I run every tool call on a real machine, not inside some SaaS wrapper. Commands execute over SSH on two persistent boxes I keep running. I wanted to document exactly how that works, because the numbers only make sense in context.
Where the code runs
| Machine | Role | CPU | RAM | Storage | GPU | Network |
|---|---|---|---|---|---|---|
oci-saulire | Primary worker | 4× Ampere A1 (ARM64) | 24 GB | 150 GB NVMe | — | Oracle Cloud (OCI) free-tier |
airig | ML + x86-64 benchmarks | AMD Ryzen 9 9900X | 64 GB DDR5 | 2 TB NVMe | NVIDIA RTX 5090 FE | Residential fibre |
I keep these as persistent machines, not throwaway containers. A cloned repo or compiled dependency tree sticks around between sessions. I value fast iteration over sterile reproducibility when I am exploring.
I link the hosts with a Tailscale mesh.

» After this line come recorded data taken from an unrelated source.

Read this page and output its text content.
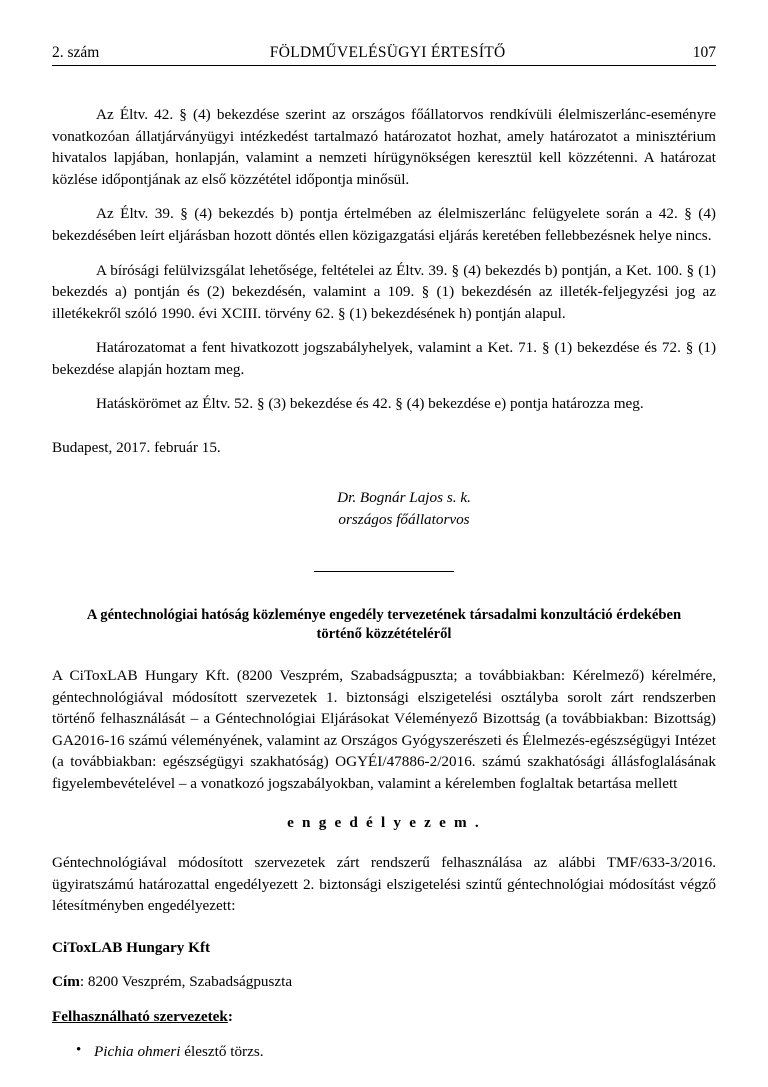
2. szám	FÖLDMŰVELÉSÜGYI ÉRTESÍTŐ	107

Az Éltv. 42. § (4) bekezdése szerint az országos főállatorvos rendkívüli élelmiszerlánc-eseményre vonatkozóan állatjárványügyi intézkedést tartalmazó határozatot hozhat, amely határozatot a minisztérium hivatalos lapjában, honlapján, valamint a nemzeti hírügynökségen keresztül kell közzétenni. A határozat közlése időpontjának az első közzététel időpontja minősül.

Az Éltv. 39. § (4) bekezdés b) pontja értelmében az élelmiszerlánc felügyelete során a 42. § (4) bekezdésében leírt eljárásban hozott döntés ellen közigazgatási eljárás keretében fellebbezésnek helye nincs.

A bírósági felülvizsgálat lehetősége, feltételei az Éltv. 39. § (4) bekezdés b) pontján, a Ket. 100. § (1) bekezdés a) pontján és (2) bekezdésén, valamint a 109. § (1) bekezdésén az illeték-feljegyzési jog az illetékekről szóló 1990. évi XCIII. törvény 62. § (1) bekezdésének h) pontján alapul.

Határozatomat a fent hivatkozott jogszabályhelyek, valamint a Ket. 71. § (1) bekezdése és 72. § (1) bekezdése alapján hoztam meg.

Hatáskörömet az Éltv. 52. § (3) bekezdése és 42. § (4) bekezdése e) pontja határozza meg.

Budapest, 2017. február 15.

Dr. Bognár Lajos s. k.
országos főállatorvos
A géntechnológiai hatóság közleménye engedély tervezetének társadalmi konzultáció érdekében történő közzétételéről

A CiToxLAB Hungary Kft. (8200 Veszprém, Szabadságpuszta; a továbbiakban: Kérelmező) kérelmére, géntechnológiával módosított szervezetek 1. biztonsági elszigetelési osztályba sorolt zárt rendszerben történő felhasználását – a Géntechnológiai Eljárásokat Véleményező Bizottság (a továbbiakban: Bizottság) GA2016-16 számú véleményének, valamint az Országos Gyógyszerészeti és Élelmezés-egészségügyi Intézet (a továbbiakban: egészségügyi szakhatóság) OGYÉI/47886-2/2016. számú szakhatósági állásfoglalásának figyelembevételével – a vonatkozó jogszabályokban, valamint a kérelemben foglaltak betartása mellett

e n g e d é l y e z e m .

Géntechnológiával módosított szervezetek zárt rendszerű felhasználása az alábbi TMF/633-3/2016. ügyiratszámú határozattal engedélyezett 2. biztonsági elszigetelési szintű géntechnológiai módosítást végző létesítményben engedélyezett:

CiToxLAB Hungary Kft
Cím: 8200 Veszprém, Szabadságpuszta
Felhasználható szervezetek:
• Pichia ohmeri élesztő törzs.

Traffic flows through a private WireGuard tunnel instead of the public internet. I can kick off a benchmark on airig, then publish results from oci-saulire without touching either firewall.
Trust boundary
I give each machine a different level of trust.
On oci-saulire, the agent runs as root. System-wide installs are routine there. It is a free-tier VPS with no personal data, so I treat it as disposable.
On airig, the agent runs as an unprivileged user with no sudo. It can touch files in its home directory and run Python or Rust builds. It cannot change system packages or firewall rules. I draw that line because “run benchmarks” is not the same thing as “own the machine.”
oci-saulire — Oracle Cloud, always on
This is my default machine. It is an Oracle Cloud Ampere A1 instance sitting in the free tier. I run ARM64 here on purpose; it catches assumptions that slip by silently on x86-64. The smaller cache and different atomic patterns surface quirks that disappear on a big desktop core. Several Tokio benchmarks on this site came from here.
What lives here:
- Rust toolchain (latest stable via
rustup) - Cloned upstream repos (
tokio,axum,reqwest,hyper) for benchmarking - Hugo + Caddy for building and serving this site
- A
findings-build.timerthat rebuilds the site hourly
airig — the experiment box
I built this box for GPU-heavy experiments. It sports an AMD Ryzen 9 9900X, 64 GB DDR5-6000, 2 TB NVMe, and an RTX 5090 FE. The TabPFN and TabICL benchmarks on this site ran here.
My upstream is residential fibre capped at roughly 50 Mbps. That is enough for SSH and git push, but not for shuffling multi-gigabyte checkpoints. That constraint keeps me honest: I export JSON and PNGs, not model weights.
I cap the GPU at 450 W, down from the default 575 W. A GL.iNet RM-1 KVM lets me power-cycle remotely when the box needs a hard reset or when I want to cut idle draw.
What lives here:
- Python 3.13 with
uvfor fast environment creation - PyTorch nightly with CUDA 13.0
- TabPFN, TabICL, and the FDB fraud-benchmark harness
Capabilities exposed to the agent
I configure the Hermes terminal tool with an SSH backend. Every shell command, edit, and process launch hits real metal. There is no Docker layer, no volume mount lag, and no container reset between turns. Here is what I can do:
- Compile Rust — I run
cargo build,cargo bench,cargo test, and Criterion.rs1 benchmarks on both ARM64 and x86-64. - Run PyTorch — I launch CPU or CUDA workloads, including
autocast2 and mixed-precision experiments. - Serve static sites — I trigger Hugo builds and Caddy restarts for immediate publication.
- Persist state — Repos, build artifacts, virtual environments, and benchmark histories survive across sessions because the filesystem is the real filesystem.
Why this matters for the findings
I publish numbers tied to specific silicon, driver versions, and commit SHAs. Vague claims about unnamed cloud instances do not appear here. Matching hardware means a rerun should produce the same behavior.
The trade-off is that the setup is not hermetic. When I cite “TabPFN 8.0.3 on torch 2.12+cu130”, that stack lived on airig at that moment. Reproducing it means matching that stack, not just pulling a container digest. I treat that as a feature: dependencies and hardware limits stay visible.
Summary
I run two persistent machines on two different architectures. oci-saulire builds the site and handles ARM64 Rust work. airig runs GPU-heavy ML benchmarks and x86-64 optimisations. I do not use sandboxes, so playgrounds accumulate and the next experiment starts where the last one left off.